Wir müssen diese sozialen Standards auch erhalten, nur: sie müssen auch leistbar bleiben. Deshalb müssen wir notwendige Reformen durchführen, und zu diesen not­wendigen Reformen zählt sicherlich die Harmonisierung der Pensionssysteme. Ich weiß, ich spreche das auch zu einer Unzeit an, aber ich bin überzeugt, wir müssen mit den Sozialpartnern und allen, die an Reformen interessiert sind, zusammenarbeiten. Wir sollten uns in dieser Frage an der Bundesrepublik Deutschland ein Beispiel neh­men, die in einer äußerst schwierigen Zeit – ich habe es nicht für möglich gehalten – eine Gesundheitsreform zustande gebracht hat, die harte Einschnitte bedeutet, eine Gesundheitsreform, die von einer sozial-grünen Regierung vorgelegt wurde und die eine Mehrheit gefunden hat, weil die Opposition sie mit unterstützt hat. Ich weiß nicht, ob so etwas in Österreich nicht bereits im Vorfeld völlig zerredet würde.

Notwendig wird es sein, nur sollten wir nicht immer so lange warten, bis es keine Alternative mehr dazu gibt, sondern man sollte es so rechtzeitig machen, dass man die Gestaltungsspielräume noch einigermaßen ausnützen kann. Nehmen wir nur die Debatten, die wir heute überall erleben, schauen wir nur in die jüngere Geschichte zurück: Wäre man seinerzeit in der Voest etwas vernünftiger gewesen, die Belegschaft hätte heute noch ihre Firmenpensionen – heute haben diese nur noch die hohen Vorstandsdirektoren, und das ist der Skandal. (Beifall bei der ÖVP und den Freiheit­lichen.)

Wirtschaft und soziale Sicherheit sind für mich untrennbar miteinander verbunden. Ich sehe in diesen Positionen die Hauptaufgaben des Konvents, weil das die Länder und Gemeinden in gleicher Weise wie die Republik Österreich betrifft. Wir sollten uns eines immer vergegenwärtigen: Wir brauchen einen Grundkonsens in einigen wichtigen, ent­scheidenden Fragen, die Lebensgrundlage unseres Volkes sind.

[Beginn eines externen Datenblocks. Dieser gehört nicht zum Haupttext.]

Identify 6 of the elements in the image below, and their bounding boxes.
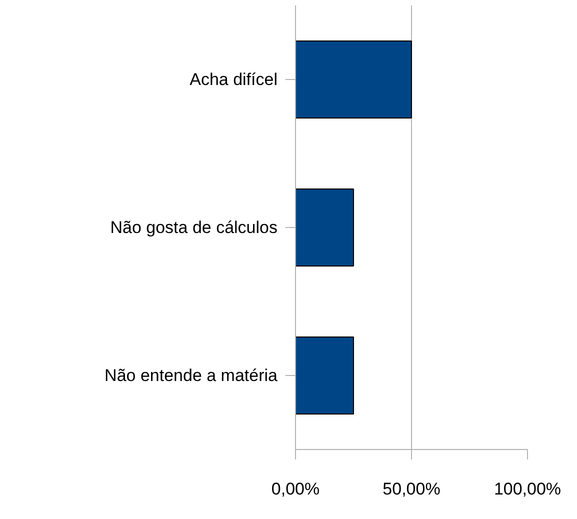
x-tick-label: 100,00%	[494, 480, 562, 498]
y-tick-label: Não entende a matéria	[104, 366, 278, 385]
y-tick-label: Acha difícel	[190, 70, 278, 89]
x-tick-label: 50,00%	[382, 480, 440, 498]
x-tick-label: 0,00%	[271, 480, 320, 498]
y-tick-label: Não gosta de cálculos	[110, 218, 278, 237]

Wir haben uns auch bemüht, von Tiroler Seite etwas beizutragen, und haben einen Tiroler Konvent zur Beratung der Mitglieder des Konvents – das sind der Landes­haupt­mann und der Landtagspräsident – eingerichtet, um gleichzeitig auch die notwendigen Reformschritte parallel dazu für das Land und im Land zu beraten und gleichzeitig ein größeres Gremium zu haben, das die Delegierten entsprechend berät. Der Präsident des Tiroler Landtages Professor Mader, der vor 30 Jahren selbst Bundesratspräsident war – und zwar der jüngste Bundesratspräsident; er ist heute unter uns, er wurde auch begrüßt –, hat dankenswerterweise die Aufgabe übernommen, dem Tirol-Konvent vorzustehen.

Wenn es Interesse an dieser Einrichtung oder an einem ständigen Gedankenaus­tausch gibt, dann sind Sie alle sehr, sehr herzlich eingeladen.